My representations seemed to make a very deep impression, and Lord Melbourne became visibly nervous, perplexed, and distressed. After he had recovered a little I said, "I never was inclined to obtrude advice; but if you don't dislike to hear my opinion, I am prepared to give it to you." He said, "What is it?" I said, "You allow the Queen's confinement to pass over quietly, and you wait till her perfect recovery of it. As soon as this period has arrived, you state of your own accord to Her Majesty that this secret and confidential correspondence with her must cease; that you gave in to it, much against your feelings, and with a decided notion of its impropriety and danger, and merely out of a sincere solicitude to calm Her Majesty's mind in a critical time, and to prevent the ill effects which great and mental agitation might have produced on her health. That this part of your purpose now being most happily achieved, you thought yourself in duty bound to advise Her Majesty to cease all her communications to you on political subjects, as you felt it wrong within yourself to receive them, and to return your political advice and opinions on such matters; that painful as such a step must be to your feelings, which to the last moment of your life will remain those of the most loyal attachment and devotion to the Queen's person, it is dictated to you by a deep sense of what you owe to the country, to your Sovereign, and to yourself."

Footnote 145: For some time after the accession of George III., Bute, though neither in the Cabinet nor in Parliament, was virtually Prime Minister, but he became Secretary of State on 25th March 1761. George II. had disliked him, but he was generally believed to have exercised an undue influence over the consort of Prince Frederic of Wales, mother of George III.

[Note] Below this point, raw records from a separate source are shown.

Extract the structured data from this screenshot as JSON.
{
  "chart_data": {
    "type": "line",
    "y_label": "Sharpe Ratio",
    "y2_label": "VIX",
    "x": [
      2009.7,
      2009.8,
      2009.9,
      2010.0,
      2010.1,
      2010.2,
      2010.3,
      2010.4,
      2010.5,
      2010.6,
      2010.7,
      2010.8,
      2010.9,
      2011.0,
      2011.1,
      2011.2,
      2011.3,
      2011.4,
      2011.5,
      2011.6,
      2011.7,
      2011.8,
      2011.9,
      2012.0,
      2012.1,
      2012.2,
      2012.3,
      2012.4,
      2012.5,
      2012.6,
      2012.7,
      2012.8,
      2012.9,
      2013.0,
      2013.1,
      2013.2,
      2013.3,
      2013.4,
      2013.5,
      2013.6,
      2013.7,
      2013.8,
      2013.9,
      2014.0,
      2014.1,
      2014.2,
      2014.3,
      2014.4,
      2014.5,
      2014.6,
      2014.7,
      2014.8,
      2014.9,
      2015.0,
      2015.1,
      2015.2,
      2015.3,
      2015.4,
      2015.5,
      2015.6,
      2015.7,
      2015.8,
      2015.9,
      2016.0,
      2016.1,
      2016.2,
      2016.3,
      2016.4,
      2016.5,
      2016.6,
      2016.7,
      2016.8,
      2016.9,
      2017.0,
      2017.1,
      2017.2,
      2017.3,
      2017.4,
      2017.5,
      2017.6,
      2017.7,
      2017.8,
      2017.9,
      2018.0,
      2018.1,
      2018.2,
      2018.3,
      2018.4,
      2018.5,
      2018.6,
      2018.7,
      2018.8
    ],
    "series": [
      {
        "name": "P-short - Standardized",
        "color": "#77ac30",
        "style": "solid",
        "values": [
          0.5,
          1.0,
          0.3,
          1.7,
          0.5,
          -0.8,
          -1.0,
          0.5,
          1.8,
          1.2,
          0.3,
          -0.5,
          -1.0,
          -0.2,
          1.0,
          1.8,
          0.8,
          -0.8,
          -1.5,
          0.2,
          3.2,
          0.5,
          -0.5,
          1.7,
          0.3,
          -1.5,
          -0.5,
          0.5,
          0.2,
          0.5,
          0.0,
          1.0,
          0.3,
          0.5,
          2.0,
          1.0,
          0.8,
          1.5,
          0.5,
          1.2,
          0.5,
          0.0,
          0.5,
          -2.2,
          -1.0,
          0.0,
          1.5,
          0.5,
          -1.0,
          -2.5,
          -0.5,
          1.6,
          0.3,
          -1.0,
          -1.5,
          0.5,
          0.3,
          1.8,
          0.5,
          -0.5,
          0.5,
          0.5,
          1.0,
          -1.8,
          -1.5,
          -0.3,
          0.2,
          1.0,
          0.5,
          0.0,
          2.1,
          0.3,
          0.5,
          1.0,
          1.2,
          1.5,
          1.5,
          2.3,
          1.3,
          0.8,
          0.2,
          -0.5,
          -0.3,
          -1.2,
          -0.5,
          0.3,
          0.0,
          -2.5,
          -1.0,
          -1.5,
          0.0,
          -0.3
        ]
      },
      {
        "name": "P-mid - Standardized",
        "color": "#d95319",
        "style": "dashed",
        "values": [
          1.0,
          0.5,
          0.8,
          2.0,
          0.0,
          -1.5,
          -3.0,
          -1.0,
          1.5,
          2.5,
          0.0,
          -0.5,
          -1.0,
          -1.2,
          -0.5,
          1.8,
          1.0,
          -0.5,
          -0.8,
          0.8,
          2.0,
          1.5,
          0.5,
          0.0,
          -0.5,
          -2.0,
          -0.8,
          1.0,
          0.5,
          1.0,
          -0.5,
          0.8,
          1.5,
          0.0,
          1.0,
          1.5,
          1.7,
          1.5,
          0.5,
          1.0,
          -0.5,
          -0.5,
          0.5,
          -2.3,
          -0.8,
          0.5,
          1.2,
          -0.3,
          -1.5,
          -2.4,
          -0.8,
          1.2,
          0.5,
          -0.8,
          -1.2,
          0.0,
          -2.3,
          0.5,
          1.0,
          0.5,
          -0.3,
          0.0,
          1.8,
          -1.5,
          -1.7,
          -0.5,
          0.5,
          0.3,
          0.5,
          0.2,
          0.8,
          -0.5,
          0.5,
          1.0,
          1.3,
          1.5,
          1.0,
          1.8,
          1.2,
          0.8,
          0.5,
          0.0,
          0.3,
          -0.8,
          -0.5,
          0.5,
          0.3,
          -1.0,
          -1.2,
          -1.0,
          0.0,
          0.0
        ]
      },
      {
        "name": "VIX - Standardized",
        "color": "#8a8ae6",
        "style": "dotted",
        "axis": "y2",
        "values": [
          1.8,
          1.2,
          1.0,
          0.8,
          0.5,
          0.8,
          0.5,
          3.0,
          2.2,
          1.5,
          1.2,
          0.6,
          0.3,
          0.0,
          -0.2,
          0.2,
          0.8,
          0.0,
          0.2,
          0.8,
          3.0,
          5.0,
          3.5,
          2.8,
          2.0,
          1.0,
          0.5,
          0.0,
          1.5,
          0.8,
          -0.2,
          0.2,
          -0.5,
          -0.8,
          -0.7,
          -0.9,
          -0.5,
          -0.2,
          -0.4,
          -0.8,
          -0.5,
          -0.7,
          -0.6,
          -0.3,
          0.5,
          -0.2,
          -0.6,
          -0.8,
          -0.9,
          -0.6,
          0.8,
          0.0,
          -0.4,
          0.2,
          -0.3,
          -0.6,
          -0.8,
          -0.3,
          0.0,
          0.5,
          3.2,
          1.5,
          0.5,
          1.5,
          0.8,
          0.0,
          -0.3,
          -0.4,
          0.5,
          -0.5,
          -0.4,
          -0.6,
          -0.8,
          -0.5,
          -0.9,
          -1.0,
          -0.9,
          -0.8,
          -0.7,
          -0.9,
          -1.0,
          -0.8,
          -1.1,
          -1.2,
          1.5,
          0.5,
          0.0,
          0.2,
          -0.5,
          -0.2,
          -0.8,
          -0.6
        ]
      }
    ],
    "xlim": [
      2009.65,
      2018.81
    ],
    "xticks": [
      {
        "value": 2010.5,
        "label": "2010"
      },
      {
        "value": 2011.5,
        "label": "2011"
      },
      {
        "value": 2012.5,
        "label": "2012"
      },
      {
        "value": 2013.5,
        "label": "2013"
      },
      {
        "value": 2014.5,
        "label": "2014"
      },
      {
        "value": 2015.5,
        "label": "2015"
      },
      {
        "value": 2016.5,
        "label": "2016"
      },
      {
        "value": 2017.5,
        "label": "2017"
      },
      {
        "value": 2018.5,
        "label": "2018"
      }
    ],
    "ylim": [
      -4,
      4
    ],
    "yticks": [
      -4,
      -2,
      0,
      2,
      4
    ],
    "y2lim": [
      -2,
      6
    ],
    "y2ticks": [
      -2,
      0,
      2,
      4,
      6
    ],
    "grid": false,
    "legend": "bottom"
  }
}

Queen Victoria to Sir Robert Peel.

26th October 1841.

With respect to Serjeant Jackson, the Queen will not oppose his appointment, in consequence of the high character Sir Robert Peel gives him; but she cannot refrain from saying that she very much fears that the favourable effect which has hitherto been produced by the formation of so mild and conciliatory a Government in Ireland, may be endangered by this appointment, which the Queen would sincerely regret.

Viscount Melbourne to Queen Victoria.